"Recent work has demonstrated substantial gains on many NLP tasks and benchmarks by pre-training on a large corpus of text followed by fine-tuning on a specific task. While typically task-agnostic in architecture, this method still requires task-specific fine-tuning datasets of thousands or tens of thousands of examples. By contrast, humans can generally perform a new language task from only a few examples or from simple instructions - something which current NLP systems still largely struggle to do. Here we show that scaling up language models greatly improves task-agnostic, few-shot performance, sometimes even reaching competitiveness with prior state-of-the-art fine- tuning approaches. Specifically, we train GPT-3, an autoregressive language model with 175 billion parameters, 10x more than any previous non-sparse language model, and test its performance in the few-shot setting. For all tasks, GPT-3 is applied without any gradient updates or fine-tuning. with tasks and few-shot demonstrations specified purely via text interaction with the model. GPT-3 achieves strong performance on many NLP datasets, including translation, question-answering, and cloze tasks, as well as several tasks that require on-the-fly reasoning or domain adaptation, such as unscrambling words, using a novel word in a sentence, or performing 3-digit arithmetic.

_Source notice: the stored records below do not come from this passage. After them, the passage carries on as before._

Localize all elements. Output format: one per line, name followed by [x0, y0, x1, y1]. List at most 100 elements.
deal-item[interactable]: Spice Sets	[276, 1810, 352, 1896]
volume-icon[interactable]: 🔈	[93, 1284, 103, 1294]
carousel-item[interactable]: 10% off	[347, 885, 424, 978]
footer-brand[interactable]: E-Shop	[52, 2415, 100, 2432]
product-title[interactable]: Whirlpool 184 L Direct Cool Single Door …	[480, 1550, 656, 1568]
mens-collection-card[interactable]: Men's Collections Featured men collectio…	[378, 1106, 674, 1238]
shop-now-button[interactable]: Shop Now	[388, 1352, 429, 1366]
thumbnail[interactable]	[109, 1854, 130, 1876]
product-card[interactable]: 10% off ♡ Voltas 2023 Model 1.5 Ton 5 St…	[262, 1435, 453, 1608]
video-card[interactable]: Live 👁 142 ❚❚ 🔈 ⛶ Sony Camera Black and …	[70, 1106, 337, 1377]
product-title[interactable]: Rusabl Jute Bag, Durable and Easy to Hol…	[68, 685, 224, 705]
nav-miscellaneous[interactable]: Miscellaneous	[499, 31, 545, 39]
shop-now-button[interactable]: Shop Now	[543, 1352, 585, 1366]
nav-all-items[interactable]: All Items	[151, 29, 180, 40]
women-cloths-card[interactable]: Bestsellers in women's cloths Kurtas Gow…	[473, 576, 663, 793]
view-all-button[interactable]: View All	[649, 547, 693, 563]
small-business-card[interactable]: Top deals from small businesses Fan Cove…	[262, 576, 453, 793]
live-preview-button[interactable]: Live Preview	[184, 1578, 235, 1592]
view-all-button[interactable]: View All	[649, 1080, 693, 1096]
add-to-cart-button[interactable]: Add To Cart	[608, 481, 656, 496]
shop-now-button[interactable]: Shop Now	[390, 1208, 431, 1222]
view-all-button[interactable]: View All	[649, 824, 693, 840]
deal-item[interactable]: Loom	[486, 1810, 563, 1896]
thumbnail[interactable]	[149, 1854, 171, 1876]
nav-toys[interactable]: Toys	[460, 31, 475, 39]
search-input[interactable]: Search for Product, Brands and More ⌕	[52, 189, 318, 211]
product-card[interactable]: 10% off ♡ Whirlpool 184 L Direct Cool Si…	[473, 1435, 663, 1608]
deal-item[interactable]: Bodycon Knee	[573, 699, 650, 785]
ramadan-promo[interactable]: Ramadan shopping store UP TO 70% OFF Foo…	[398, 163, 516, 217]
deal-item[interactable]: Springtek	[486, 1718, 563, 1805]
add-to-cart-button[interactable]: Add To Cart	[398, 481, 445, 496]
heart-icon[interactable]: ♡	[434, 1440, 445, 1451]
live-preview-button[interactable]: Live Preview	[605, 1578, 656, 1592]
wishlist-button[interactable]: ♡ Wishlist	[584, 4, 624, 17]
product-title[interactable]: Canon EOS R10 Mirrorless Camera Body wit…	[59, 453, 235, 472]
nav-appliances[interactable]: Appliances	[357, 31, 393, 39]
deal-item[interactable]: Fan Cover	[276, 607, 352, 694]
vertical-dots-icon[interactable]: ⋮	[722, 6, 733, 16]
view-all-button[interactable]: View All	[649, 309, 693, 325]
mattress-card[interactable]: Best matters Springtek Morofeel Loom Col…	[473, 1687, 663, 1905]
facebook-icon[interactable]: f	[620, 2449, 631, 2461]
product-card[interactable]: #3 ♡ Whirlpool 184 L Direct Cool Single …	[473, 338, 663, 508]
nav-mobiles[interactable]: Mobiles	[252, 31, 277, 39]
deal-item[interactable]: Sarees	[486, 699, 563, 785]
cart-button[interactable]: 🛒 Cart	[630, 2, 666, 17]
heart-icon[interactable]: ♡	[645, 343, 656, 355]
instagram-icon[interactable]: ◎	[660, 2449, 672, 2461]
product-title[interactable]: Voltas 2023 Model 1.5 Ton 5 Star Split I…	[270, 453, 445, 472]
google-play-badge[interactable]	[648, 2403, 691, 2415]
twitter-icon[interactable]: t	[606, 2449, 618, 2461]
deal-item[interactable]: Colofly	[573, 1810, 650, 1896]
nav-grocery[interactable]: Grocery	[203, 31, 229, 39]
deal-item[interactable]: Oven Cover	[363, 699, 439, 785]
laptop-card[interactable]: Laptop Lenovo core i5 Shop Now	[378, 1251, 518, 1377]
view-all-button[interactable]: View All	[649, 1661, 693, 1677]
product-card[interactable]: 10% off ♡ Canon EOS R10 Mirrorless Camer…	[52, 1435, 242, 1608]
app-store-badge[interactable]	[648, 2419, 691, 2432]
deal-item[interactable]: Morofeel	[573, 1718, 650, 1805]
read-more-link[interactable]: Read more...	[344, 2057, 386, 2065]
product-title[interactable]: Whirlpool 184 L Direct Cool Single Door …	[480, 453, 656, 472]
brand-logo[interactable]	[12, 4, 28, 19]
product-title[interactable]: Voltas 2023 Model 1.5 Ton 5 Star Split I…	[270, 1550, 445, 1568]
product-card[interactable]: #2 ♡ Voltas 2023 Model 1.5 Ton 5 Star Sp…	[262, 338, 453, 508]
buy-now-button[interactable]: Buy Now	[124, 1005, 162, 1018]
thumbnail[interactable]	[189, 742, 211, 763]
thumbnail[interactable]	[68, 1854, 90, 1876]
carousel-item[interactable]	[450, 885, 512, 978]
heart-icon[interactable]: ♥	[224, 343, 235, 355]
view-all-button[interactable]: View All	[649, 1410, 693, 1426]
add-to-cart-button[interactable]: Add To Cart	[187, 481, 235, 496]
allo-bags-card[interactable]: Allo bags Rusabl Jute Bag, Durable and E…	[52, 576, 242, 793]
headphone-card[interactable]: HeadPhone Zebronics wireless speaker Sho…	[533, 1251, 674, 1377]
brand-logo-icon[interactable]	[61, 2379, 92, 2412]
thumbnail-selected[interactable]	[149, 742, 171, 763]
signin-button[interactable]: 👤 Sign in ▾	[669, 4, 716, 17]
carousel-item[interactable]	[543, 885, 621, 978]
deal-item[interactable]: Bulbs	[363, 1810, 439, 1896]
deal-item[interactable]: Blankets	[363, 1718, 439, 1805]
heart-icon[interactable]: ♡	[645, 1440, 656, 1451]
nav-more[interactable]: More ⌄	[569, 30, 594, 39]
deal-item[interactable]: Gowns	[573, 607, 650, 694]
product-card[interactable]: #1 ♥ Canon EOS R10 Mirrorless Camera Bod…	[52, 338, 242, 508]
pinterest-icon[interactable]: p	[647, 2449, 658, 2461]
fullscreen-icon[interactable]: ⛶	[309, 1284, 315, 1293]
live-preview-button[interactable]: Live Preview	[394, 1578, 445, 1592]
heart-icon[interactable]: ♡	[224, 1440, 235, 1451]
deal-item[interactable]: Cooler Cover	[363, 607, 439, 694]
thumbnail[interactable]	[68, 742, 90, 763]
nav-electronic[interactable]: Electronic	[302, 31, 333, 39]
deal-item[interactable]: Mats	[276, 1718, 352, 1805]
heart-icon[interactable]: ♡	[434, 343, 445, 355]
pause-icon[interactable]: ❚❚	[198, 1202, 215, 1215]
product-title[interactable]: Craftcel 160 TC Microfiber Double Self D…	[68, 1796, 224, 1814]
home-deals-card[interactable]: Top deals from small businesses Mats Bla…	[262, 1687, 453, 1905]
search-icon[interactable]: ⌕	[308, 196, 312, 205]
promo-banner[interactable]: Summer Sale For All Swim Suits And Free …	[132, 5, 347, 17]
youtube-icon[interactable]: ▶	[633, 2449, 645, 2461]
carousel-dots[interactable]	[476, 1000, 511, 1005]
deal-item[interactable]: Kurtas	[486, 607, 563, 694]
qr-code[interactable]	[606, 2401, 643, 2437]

At the same time, we also identify some datasets where GPT-3's few-shot learning still struggles, as well as some datasets where GPT-3 faces methodological issues related to training on large web corpora. Finally, we find that GPT-3 can generate samples of news articles which human evaluators have difficulty distinguishing from articles written by humans. We discuss broader societal impacts of this finding and of GPT-3 in general."
The summary:
- If you train a computer on a lot of words, it can do things a lot better
- In this case, the computer has learned how to translate languages, answer questions, and unscramble words
- It still has trouble with some things
- This is very interesting because it shows computers can do things which are very hard.
So here, it drops a lot of information (cloze tasks), and it adds some (that last point). But now I know what the paper is about in 10 seconds.
I go back and see that oh, "a lot of words" really means 10x the previous. I'm now hooked on what problems it has trouble with, and what problems it solves for humans.
I didn't know a thing about LLMs when I first read this. If I tried to read it top to bottom, I'd get stuck on "task-agnostic, few-shot performance" then "state-of-the-art fine- tuning approaches" then "an autoregressive language model". They're big words, but turns out they're not the interesting parts, and understanding what the paper is excited about helped me to understand the basics.
2. What a useless summary! This summary is so dumbed down it could describe literally any paper on LLMs. This would give me zero information on whether the paper is worth further reading.